After transforming the spin-spin interaction Hamiltonian to the electron-electron interaction Hamiltonian, we can perform the mean field decomposition to derive the linearized gap equation \(3{J}_{2}{\chi }_{0}\left(T\right)=1\), where \({\chi }_{0}\left(T\right)\) is the superconductivity susceptibility as defined below, to compute the mean-field superconducting critical temperature \({T}_{c}\). The superconductivity susceptibility is derived as \({\chi }_{0}(T)=-\frac{1}{{k}_{B}T}{\sum }_{\vec{k}}{\sum }_{{\omega }_{n}}{{{{{\rm{Tr}}}}}}[{(\cos {k}_{x}\cos {k}_{y})}^{2}{G}_{e}(\vec{k},\, i{\omega }_{n}){G}_{h}(-\vec{k},\, i{\omega }_{n})]\), where \({G}_{e}(\vec{k},\, i{\omega }_{n})=\frac{1}{i{\omega }_{n}-{\epsilon }_{\vec{k}}}\), \({G}_{h}(\vec{k},\, i{\omega }_{n})=\frac{1}{i{\omega }_{n}+{\epsilon }_{\vec{k}}}\), and \({\omega }_{n}=\left(2n+1\right)\pi {k}_{B}T\) is the Matsubara frequency of fermions.

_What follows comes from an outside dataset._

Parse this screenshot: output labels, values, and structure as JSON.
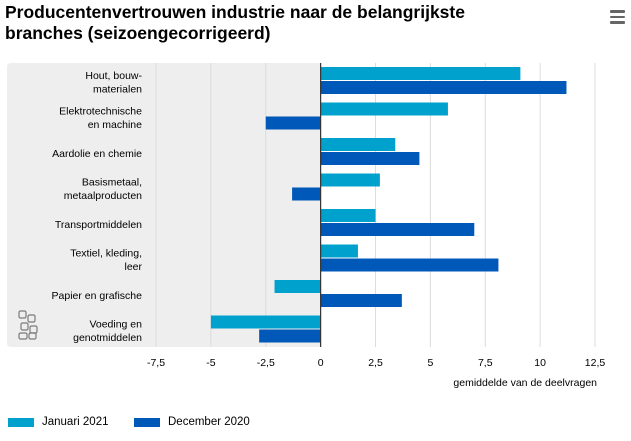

The form factor \(\cos {k}_{x}\cos {k}_{y}\) in the above \({\chi }_{0}\left(T\right)\) comes from the attractive interaction \({V}_{\vec{k},{\vec{k}}^{{\prime} }}\) in the Hamiltonian \({H}_{{J}_{2}}\). With a simple parabolic dispersion \({\epsilon }_{\vec{k}}=\frac{{k}^{2}}{2m}-\mu\) for electron pockets, we can obtain \({\chi }_{0}(T)=\frac{{N}_{0}}{4}\log (\frac{2{e}^{\gamma }{\omega }_{D}}{\pi {k}_{B}T})\) with \({N}_{0}\) the electron density on the Fermi energy, \(\gamma=0.57721\) the Euler-Mascheroni constant and \({\omega }_{D}\) is the large energy cutoff. Therefore, the linearized gap equation gives the mean-field \({T}_{c}=\frac{2{e}^{\gamma }{\omega }_{D}}{\pi }{e}^{-\frac{4}{3{N}_{0}{J}_{2}}}\). As we expect, \({T}_{c}\) decreases exponentially as \({J}_{2}\) decreases (assuming \({J}_{2} \, > \, 0\)). As we discussed in the main text, the decrease of \({J}_{2}\) is caused by the RKKY interaction mediated by the surface Dirac electrons, which explains the T_c dip observed in our experiments.